In theory, Wild Bill Hickok (1837–1876) was one of the good guys. He fought for the Union Army during the Civil War and, for much of his adult life, carried a lawman’s badge. He was elected sheriff in several towns across the West and seldom failed to provide law and order—or at least order.
But Hickok was also one of the most notorious gunfighters in the American West, with perhaps dozens of lawless killings under his belt. He was famous as a gambler, duelist, and freewheeling gun for hire. Many legends of the Western frontier originated with Hickok, from the “quick draw” gunfight to the fateful poker hand that cost him his life.
James Butler Hickok was born in Illinois.
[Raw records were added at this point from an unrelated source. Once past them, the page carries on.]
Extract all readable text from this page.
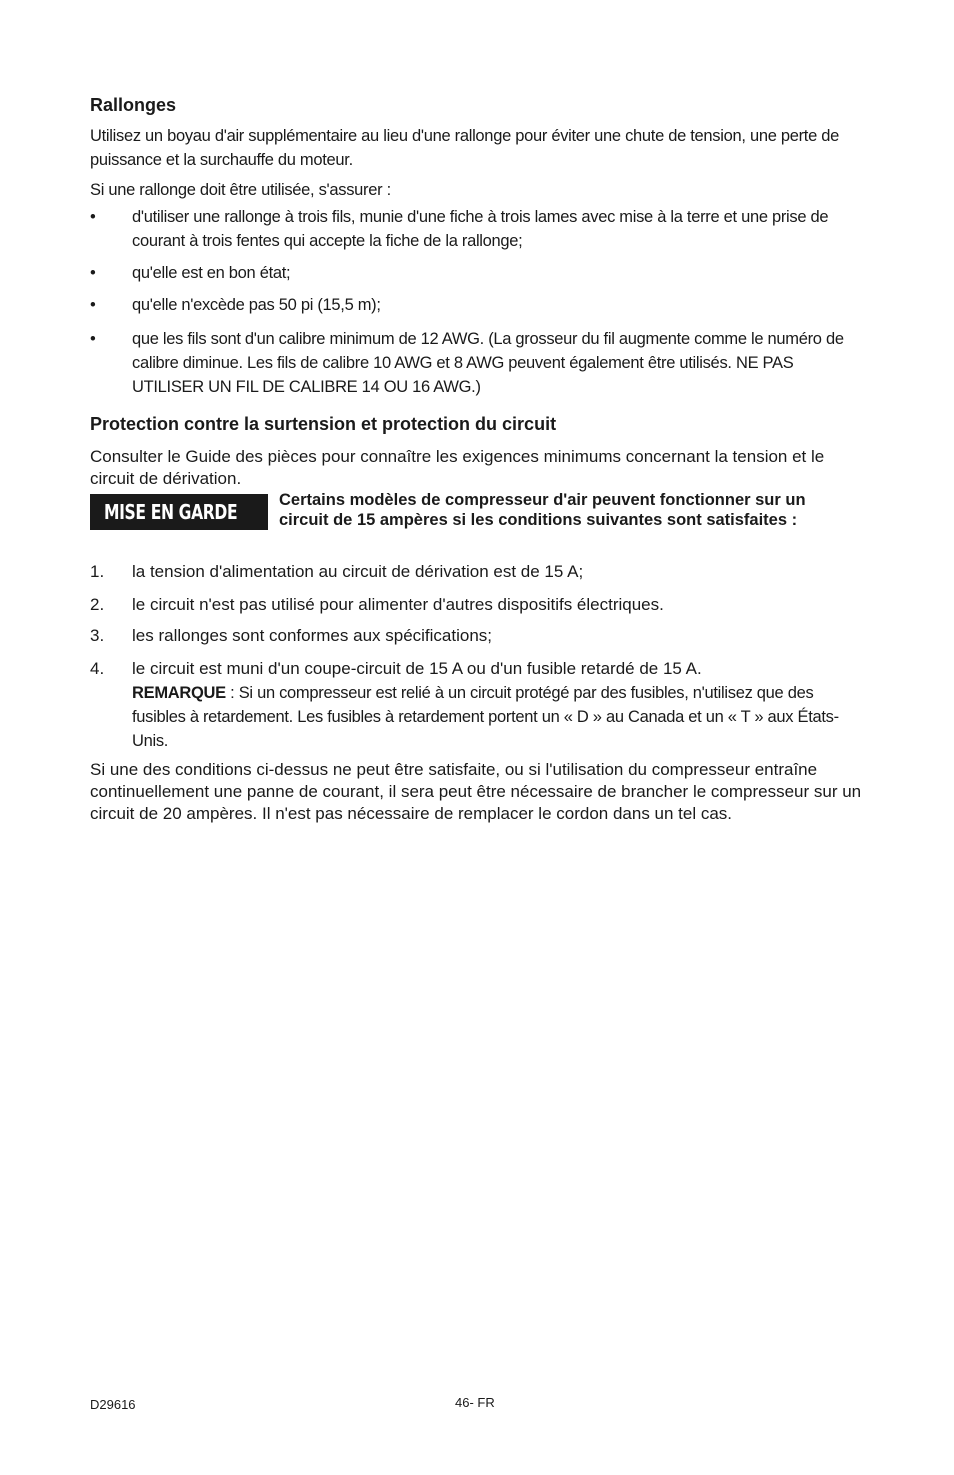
Rallonges
Utilisez un boyau d'air supplémentaire au lieu d'une rallonge pour éviter une chute de tension, une perte de puissance et la surchauffe du moteur.
Si une rallonge doit être utilisée, s'assurer :
•	d'utiliser une rallonge à trois fils, munie d'une fiche à trois lames avec mise à la terre et une prise de courant à trois fentes qui accepte la fiche de la rallonge;
•	qu'elle est en bon état;
•	qu'elle n'excède pas 50 pi (15,5 m);
•	que les fils sont d'un calibre minimum de 12 AWG. (La grosseur du fil augmente comme le numéro de calibre diminue. Les fils de calibre 10 AWG et 8 AWG peuvent également être utilisés. NE PAS UTILISER UN FIL DE CALIBRE 14 OU 16 AWG.)
Protection contre la surtension et protection du circuit
Consulter le Guide des pièces pour connaître les exigences minimums concernant la tension et le circuit de dérivation.
MISE EN GARDE	Certains modèles de compresseur d'air peuvent fonctionner sur un circuit de 15 ampères si les conditions suivantes sont satisfaites :
1.	la tension d'alimentation au circuit de dérivation est de 15 A;
2.	le circuit n'est pas utilisé pour alimenter d'autres dispositifs électriques.
3.	les rallonges sont conformes aux spécifications;
4.	le circuit est muni d'un coupe-circuit de 15 A ou d'un fusible retardé de 15 A.
REMARQUE : Si un compresseur est relié à un circuit protégé par des fusibles, n'utilisez que des fusibles à retardement. Les fusibles à retardement portent un « D » au Canada et un « T » aux États-Unis.
Si une des conditions ci-dessus ne peut être satisfaite, ou si l'utilisation du compresseur entraîne continuellement une panne de courant, il sera peut être nécessaire de brancher le compresseur sur un circuit de 20 ampères. Il n'est pas nécessaire de remplacer le cordon dans un tel cas.
D29616	46- FR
By age twenty-five, he had already been tried and acquitted once for murder, after he killed several people in a shootout in Nebraska. (The jury accepted his self-defense argument.) He then fought for the North during the war, serving as a scout and occasionally a spy.
After the war, Hickok fought, and won, the first recorded “quick draw” duel—the type of gunfight that would be immortalized in countless Western movies. He faced off with a former Confederate soldier in Missouri, beating him on the draw when they met in a town square at dusk. Hickok was arrested for murder, but again beat the charge.
Hickok deliberately encouraged his growing national reputation, claiming in interviews that he had killed a hundred men. He also briefly appeared in a play with William “Buffalo Bill” Cody (1846–1917) about their supposed exploits in the West. Dressed in buckskin and brandishing two revolvers, Hickok embodied—and helped create—the stereotype of the Western gunslinger.
In the 1870s, he served as sheriff or marshal in several towns in Kansas. He moved to South Dakota in 1876, hoping to get rich in the gold rush in the Black Hills.
On August 2, 1876, he visited Saloon #10 in the town of Deadwood, where he joined a game of poker. He was dealt a good hand—two pairs, aces over eights—and bad luck: As he looked at his cards, he was shot and killed from behind by Jack McCall (c. 1853–1877). Hickok was thirty-nine. McCall’s motives are disputed; at his trial, he claimed that he shot Hickok to avenge the death of his brother. Another theory was that he was mad at Hickok for insulting him that morning, or that he was drunk. In any case, McCall was convicted and hanged the next year.